4. What happens in clinic?

  • You will be assessed by a respiratory doctor

  • You may require an ultrasound scan/sonogram (similar to a baby scan or heart scan) of your chest

  • You may require drainage of the fluid and a biopsy of the lining of your lungs. This will be discussed with you at clinic.

  • The procedure is performed with local anaesthetic.

  • You will be asked to sign a consent form for the test.

  • You can usually go home afterwards.

5. What happens after the clinic or test?

  • You may need an x-ray after drainage or biopsy

  • If you are feeling well, you will be able to go home.

  • You may have a stitch inserted in your skin after the test.

  • Keep the area dry and book an appointment with your GP practice for 5-7 days to have the stitch removed.

  • The doctor will inform you of any follow up arrangements. The results from samples taken usually take 2-3 weeks.

Here is some information if you need, in addition to a pleural tap, pleural biopsies and / or a chest drain inserted.

The picture above shows a patient who has needed a drain, and you can see that the fluid drains into a special bottle, allowing the lung to re-inflate and thus breathlessness improves.

Patient information for Aberdeen Royal Infirmary Pleural Clinic

Pleural biopsy

  • In addition to removing fluid (called a pleural tap, as described earlier), it is also possible at the same visit to also take tiny samples of the lining of the lungs, called the pleural membranes. These samples are called biopsies.

  • Pleural biopsies are usually done to find the cause of a collection of fluid around the lung (pleural effusion) or other abnormality of the pleural lining.

  • After local anaesthesia, a sample of the pleura (lining) is taken using a special biopsy needle.

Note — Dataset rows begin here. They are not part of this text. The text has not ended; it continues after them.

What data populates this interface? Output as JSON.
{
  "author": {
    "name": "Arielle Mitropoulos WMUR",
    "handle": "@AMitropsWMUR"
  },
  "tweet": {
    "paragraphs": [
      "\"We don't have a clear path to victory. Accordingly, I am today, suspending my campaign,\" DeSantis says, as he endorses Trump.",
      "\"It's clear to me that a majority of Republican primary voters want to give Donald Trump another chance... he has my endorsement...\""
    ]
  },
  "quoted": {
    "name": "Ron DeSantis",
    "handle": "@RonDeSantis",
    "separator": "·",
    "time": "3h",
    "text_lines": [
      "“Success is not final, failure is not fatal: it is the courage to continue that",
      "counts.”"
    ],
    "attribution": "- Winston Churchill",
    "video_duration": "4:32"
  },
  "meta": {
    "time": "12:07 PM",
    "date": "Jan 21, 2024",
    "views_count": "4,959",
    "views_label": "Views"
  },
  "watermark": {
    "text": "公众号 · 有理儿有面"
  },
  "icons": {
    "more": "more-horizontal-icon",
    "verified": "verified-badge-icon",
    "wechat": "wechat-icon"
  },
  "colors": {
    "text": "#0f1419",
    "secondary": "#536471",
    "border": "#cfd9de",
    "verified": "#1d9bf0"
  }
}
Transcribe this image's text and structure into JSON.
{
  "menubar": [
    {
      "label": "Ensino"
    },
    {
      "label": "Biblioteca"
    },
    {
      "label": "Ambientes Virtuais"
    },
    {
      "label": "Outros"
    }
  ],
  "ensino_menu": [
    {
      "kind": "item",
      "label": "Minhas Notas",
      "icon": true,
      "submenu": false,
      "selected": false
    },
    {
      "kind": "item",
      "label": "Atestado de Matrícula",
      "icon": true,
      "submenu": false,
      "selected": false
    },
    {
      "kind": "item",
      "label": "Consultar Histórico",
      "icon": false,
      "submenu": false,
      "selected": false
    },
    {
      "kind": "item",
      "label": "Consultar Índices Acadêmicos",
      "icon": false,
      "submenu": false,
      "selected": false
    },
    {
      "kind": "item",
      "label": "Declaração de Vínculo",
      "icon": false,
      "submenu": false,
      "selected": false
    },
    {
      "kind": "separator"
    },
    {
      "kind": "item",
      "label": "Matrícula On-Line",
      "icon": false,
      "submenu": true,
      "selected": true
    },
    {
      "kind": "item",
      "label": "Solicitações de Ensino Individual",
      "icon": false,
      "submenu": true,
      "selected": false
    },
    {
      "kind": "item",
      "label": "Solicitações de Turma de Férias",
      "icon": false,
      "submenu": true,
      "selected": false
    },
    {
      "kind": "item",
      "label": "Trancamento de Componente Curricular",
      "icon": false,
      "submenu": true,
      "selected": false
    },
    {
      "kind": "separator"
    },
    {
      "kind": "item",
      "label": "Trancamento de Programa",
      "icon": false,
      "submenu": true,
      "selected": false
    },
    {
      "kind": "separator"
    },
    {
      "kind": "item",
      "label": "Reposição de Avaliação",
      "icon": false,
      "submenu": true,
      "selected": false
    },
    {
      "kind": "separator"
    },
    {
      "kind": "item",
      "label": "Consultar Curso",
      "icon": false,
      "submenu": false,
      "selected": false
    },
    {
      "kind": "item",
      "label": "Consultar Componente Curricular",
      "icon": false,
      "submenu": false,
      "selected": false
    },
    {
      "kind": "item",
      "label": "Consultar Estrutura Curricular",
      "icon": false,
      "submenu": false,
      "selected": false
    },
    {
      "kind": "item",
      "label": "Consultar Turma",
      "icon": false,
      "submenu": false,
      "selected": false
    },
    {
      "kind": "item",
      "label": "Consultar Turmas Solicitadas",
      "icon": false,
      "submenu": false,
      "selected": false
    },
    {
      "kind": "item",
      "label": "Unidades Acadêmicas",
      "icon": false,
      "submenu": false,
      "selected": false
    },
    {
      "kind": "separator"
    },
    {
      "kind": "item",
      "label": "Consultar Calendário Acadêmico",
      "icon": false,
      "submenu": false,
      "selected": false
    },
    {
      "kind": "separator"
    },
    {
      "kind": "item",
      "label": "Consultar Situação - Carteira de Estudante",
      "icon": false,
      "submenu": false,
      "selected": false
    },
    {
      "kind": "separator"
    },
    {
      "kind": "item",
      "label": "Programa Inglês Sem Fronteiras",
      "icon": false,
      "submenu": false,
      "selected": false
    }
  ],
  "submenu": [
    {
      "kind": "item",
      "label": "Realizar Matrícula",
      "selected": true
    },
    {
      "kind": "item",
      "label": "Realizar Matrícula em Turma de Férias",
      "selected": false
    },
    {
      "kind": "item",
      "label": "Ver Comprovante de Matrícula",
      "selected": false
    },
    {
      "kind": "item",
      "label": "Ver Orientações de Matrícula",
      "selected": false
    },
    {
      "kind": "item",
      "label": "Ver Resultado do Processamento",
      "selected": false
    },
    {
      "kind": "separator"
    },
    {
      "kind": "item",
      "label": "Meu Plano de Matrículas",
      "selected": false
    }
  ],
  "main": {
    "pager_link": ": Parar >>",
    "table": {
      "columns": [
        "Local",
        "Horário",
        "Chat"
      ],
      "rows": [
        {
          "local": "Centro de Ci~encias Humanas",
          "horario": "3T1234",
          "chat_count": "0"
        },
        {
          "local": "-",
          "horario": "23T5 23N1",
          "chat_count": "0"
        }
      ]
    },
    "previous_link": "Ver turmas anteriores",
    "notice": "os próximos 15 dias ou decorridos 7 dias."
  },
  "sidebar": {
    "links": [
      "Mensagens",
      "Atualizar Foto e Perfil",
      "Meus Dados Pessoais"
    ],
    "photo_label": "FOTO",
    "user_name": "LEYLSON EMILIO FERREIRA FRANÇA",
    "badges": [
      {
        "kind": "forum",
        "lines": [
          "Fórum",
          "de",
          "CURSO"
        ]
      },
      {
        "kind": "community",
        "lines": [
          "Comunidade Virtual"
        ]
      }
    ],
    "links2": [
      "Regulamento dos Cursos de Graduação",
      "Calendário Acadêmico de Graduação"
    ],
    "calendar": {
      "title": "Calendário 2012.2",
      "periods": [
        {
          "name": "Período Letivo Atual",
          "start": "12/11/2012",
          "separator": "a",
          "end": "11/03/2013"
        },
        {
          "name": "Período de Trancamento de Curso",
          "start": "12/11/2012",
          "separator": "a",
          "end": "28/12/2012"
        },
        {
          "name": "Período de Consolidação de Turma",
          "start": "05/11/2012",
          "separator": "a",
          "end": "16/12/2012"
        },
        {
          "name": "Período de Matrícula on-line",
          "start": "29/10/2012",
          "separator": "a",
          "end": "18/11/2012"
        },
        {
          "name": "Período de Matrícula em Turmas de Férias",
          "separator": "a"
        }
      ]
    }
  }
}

  • Your doctor will explain the procedure prior to it.

What is a chest drain?

  • A chest drain is a thin plastic tube that is inserted into the pleural cavity (space between lung and chest wall).

Why do you need a chest drain?

  • Because your Chest X-Ray has shown signs of fluid or infection or air in the pleural space that needs to be drained.

How is it inserted?

  • You will be assessed by a Respiratory doctor.

  • You may require an ultrasound scan/sonogram (involves applying gel on your chest and using a hand-held device to roll over your chest; similar to a baby scan or heart scan).

  • You will be asked to sit upright (figure on next page) or lie on your side.

  • After cleaning the skin, local anaesthetic will be given to numb the area.

  • You will feel some pressure and tugging but no pain.

  • A tube will be inserted with a suture to keep it in place.

  • The tube will get connected to a bottle to drain the fluid or air.

  • There may be some pain afterwards, but this will ease with analgesics (pain relief medication.)


  • You will be asked to sign a consent form prior to the procedures. The doctors will be able to answer any questions, if you have any.

Can anything go wrong?

  • There is a small risk of infection or bleeding but every effort is made to prevent this happening.

  • Sometimes air can leak out but this resolves in few days.

What happens after?

  • You may need an X-Ray after the procedure.

  • The doctor will inform you of any follow up arrangements.

  • The results from samples taken usually take 1-2 weeks.

Important things to let your doctor know

  • If you are on any blood thinning medication (eg. clopidogrel, warfarin, rivaroxaban, dalteparin, ticagrelor or apixaban), please let us know.

  • These may need to be stopped prior to the procedure.